Teaming up for Patient-Centered Care
“The best way out of fragmented care is how we broker the architecture of care coordination,” said Dr. Barbara Crowley of Maine General Health.
The Aligning Forces for Quality (AF4Q) initiative in Maine, headed by Maine Quality Counts (QC), is leading the way in care coordination with its patient-centered medical home (PCMH) pilot. The Alliance has found its niche in improving health care quality and lowering costs through community collaboration at the primary care level. Its PCMH efforts have contributed to a 5 percent reduction in emergency department (ED) visits, resulting in savings of more than $10 million. QC is sustaining and building on its PCMH efforts by aligning a community care team (CCT) with each of its 75 participating pilot practices and 80 MaineCare (Medicaid) Health Homes.
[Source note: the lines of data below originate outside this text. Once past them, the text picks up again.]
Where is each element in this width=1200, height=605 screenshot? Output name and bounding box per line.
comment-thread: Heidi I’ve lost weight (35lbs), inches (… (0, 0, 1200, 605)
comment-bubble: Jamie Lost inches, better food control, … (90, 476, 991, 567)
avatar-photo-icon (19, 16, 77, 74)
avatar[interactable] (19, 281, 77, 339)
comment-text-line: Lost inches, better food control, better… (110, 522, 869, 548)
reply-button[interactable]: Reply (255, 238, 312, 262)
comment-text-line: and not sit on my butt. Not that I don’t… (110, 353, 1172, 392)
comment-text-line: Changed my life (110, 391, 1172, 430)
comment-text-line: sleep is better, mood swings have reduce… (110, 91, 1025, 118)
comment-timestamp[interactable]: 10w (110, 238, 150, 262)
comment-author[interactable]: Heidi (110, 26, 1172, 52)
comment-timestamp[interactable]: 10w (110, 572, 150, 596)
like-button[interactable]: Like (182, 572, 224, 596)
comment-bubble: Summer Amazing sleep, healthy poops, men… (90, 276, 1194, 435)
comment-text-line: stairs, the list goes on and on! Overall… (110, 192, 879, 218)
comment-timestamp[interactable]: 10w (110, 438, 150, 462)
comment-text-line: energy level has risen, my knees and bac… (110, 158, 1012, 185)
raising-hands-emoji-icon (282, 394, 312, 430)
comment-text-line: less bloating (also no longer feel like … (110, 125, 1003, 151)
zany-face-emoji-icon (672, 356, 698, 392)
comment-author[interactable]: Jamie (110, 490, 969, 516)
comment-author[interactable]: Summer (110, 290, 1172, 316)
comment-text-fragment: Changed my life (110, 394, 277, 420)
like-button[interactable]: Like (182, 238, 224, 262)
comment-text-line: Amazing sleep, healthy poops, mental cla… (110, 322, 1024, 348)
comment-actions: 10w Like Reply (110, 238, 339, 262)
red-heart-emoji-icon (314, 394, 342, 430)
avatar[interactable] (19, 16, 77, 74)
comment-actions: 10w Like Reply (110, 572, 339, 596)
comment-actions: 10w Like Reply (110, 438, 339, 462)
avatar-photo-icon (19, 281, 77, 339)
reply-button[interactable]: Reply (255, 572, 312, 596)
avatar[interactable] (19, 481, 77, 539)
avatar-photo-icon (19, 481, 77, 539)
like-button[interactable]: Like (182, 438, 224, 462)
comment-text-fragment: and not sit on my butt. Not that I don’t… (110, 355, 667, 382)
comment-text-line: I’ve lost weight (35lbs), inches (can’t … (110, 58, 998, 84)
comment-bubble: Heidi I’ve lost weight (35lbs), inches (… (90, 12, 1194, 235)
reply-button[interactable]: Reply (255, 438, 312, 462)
CCTs are multi-disciplinary, community-based, care management teams that will work closely with the pilot practices to provide enhanced services for the most complex and high-risk patients. Together, the diverse group of nurses, social workers, health coaches, pharmacists, behavioral health specialists and other health professionals is a vital strategy for decreasing avoidable hospital admissions, readmissions, and emergency department visits. The teams help ensure effective coordination and communication across a patient’s full health care team and community supports. CCTs collaborate with primary care providers, Area Agencies on Aging, Healthy Maine Partnerships, community action programs, care navigators, social service providers, and others to provide support.
“To be most effective, this support must be available close to where patients live and receive care, and from people in the community who understand and are trusted by the patients,” said CCT’s program manager, Helena Peterson, RN, MPH.
To identify at-risk patients, CCTs review available data from electronic health records, claims data, and admissions reports from hospitals. Patients who meet the following criteria are considered priority patients for the CCT:
- Multiple hospital admissions (three or more in the past six months or five or more in the past 12 months),
- Frequent Emergency Department utilization (three or more ED visits in the past six months, or five or more in past 12 months),
- Patients identified as high-risk or high-cost using payer or health plan reports.
After identifying patients, CCT members connect with participants to assess where there are barriers to effective self-management. These visits may take place in the primary care practice, in the hospital, the patient’s home, or other community settings. Each relationship is centered on the individual patient with the goal of improving quality of life and health outcomes.
“It’s not more health care that people need, it’s usually simple things,” said CCT member Mark DiTullio, a health coach from Community Health Partners.
Working with Dr. Jeffrey Brenner and his team from the Camden Coalition for Healthcare Providers, QC is gaining a more in-depth understating of CCTs through technical assistance calls, webinars, onsite consulting, and learning sessions. “We will continue to develop our CCT model as an integral part of the Maine PCMH pilot to provide community-based, practice-integrated, multi-disciplinary care management to the most high-cost, high-needs patients in PCMH practices,” said Ted Rooney, Project Director, AF4Q Maine Alliance.